Niko Kulisch tritt für die Linke an. Foto: Kulisch

Die Chancen sind nicht groß, aber er ist von seiner Mission überzeugt: Niko Kulisch kandidiert bei der Landtagswahl für Die Linke. 

Kreis Freudenstadt - Niko Kulisch ist blutjung. "Ich werde bald 20", sagt er. Es kommt nicht eben häufig vor, dass ein so junger Mann den Sprung in den baden-württembergischen Landtag schaffen will. Bei den Wahlen am 14. März tritt Kulisch für Partei Die Linke an.

 

Zwar sind seine Chancen nicht sonderlich groß, das räumt er selbst freimütig ein. Doch von seiner Mission ist er dennoch überzeugt: "Das Land braucht eine linke Opposition." Ihm geht es dabei besonders um die Jugend, auf die richtet er seinen Wahlkampf aus. "Ich möchte den jungen Leuten das Angebot machen, sich mit Politik zu befassen."

Erste Station Würzburg

Er kenne die Probleme der jungen Leute. Im Landtag wolle er versuchen, dafür Lösungen zu finden. "Linke Politik ist für mich die einzige Politik, auf die ich mich verlassen kann", meint er. "Denn die linke Politik steht primär nicht für Konzerne und Banken, welche total an den Bürger und Bürgerinnen vorbeigeht, sondern für die Bevölkerung." Von den Grünen und der SPD hält er nicht eben viel, die würden die Bürger oftmals täuschen. Was er damit meint, will man wissen? Er drückt das so aus: "Die blinken links und fahren trotzdem geradeaus." Kulisch hat einen weiten Weg hinter sich. Geboren ist er in der Ukraine, dort habe er auch seine ersten Jahre verbracht, 2005 sei er mit seinen Eltern im Zuge des Spätaussiedler-Programms nach Deutschland gekommen. Erste Station war Würzburg. Nach dem Realschulabschluss folgte eine Ausbildung zum Verkäufer im Einzelhandel. 2020, als er 18 Jahre alt war, siedelte er um nach Sindelfingen, "der Liebe wegen", wie er sagt. Dort lebe er mit seinem Partner zusammen. Mit dem Bekenntnis, homosexuell zu sein, habe er "keine Probleme", fügt er hinzu.

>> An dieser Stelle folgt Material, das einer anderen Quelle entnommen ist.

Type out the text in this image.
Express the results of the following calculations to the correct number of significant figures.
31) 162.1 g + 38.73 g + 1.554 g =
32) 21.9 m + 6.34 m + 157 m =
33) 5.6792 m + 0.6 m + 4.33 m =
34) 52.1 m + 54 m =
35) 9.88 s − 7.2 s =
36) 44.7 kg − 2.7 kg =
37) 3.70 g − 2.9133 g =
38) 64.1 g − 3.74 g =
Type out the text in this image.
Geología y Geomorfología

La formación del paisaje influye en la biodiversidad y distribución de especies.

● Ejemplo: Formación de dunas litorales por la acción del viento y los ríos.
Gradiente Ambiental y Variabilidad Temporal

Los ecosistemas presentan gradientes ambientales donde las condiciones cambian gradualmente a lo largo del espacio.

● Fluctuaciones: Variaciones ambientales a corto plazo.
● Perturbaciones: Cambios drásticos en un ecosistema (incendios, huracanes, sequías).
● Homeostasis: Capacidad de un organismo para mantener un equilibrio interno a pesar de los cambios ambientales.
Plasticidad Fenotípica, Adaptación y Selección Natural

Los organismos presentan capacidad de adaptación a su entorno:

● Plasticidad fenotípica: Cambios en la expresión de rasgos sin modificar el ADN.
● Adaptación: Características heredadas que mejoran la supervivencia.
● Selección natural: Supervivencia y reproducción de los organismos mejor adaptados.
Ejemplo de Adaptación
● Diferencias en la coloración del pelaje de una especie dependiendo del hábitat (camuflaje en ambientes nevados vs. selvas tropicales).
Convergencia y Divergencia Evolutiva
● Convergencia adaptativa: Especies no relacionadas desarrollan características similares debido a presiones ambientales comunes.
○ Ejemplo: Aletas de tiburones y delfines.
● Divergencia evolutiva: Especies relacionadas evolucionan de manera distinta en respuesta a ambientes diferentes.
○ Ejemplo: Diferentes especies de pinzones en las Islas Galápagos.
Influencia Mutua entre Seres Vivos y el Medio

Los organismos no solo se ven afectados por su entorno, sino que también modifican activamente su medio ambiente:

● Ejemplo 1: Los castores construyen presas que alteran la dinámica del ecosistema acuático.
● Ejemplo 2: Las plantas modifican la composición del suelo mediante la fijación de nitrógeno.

Deutsch spricht Kulisch übrigens perfekt, außerdem Russisch und Ukrainisch. Noch hat er die deutsche und die ukrainische Staatsangehörigkeit.

2017 trat er der Linken bei, sein großes politisches Ziel lautet: "Ich möchte eine demokratisch sozialistische Gesellschaft." Allerdings, der junge Mann setzt sogleich hinzu: "Der Sozialismus hat in der Geschichte niemals funktioniert, weil er immer mit Gewalt durchgesetzt wurde." Das will Kulisch natürlich nicht, trotzdem weiß er sehr genau: "Wenn die Menschen im Land Sozialismus hören, kriegen sie Haarausfall."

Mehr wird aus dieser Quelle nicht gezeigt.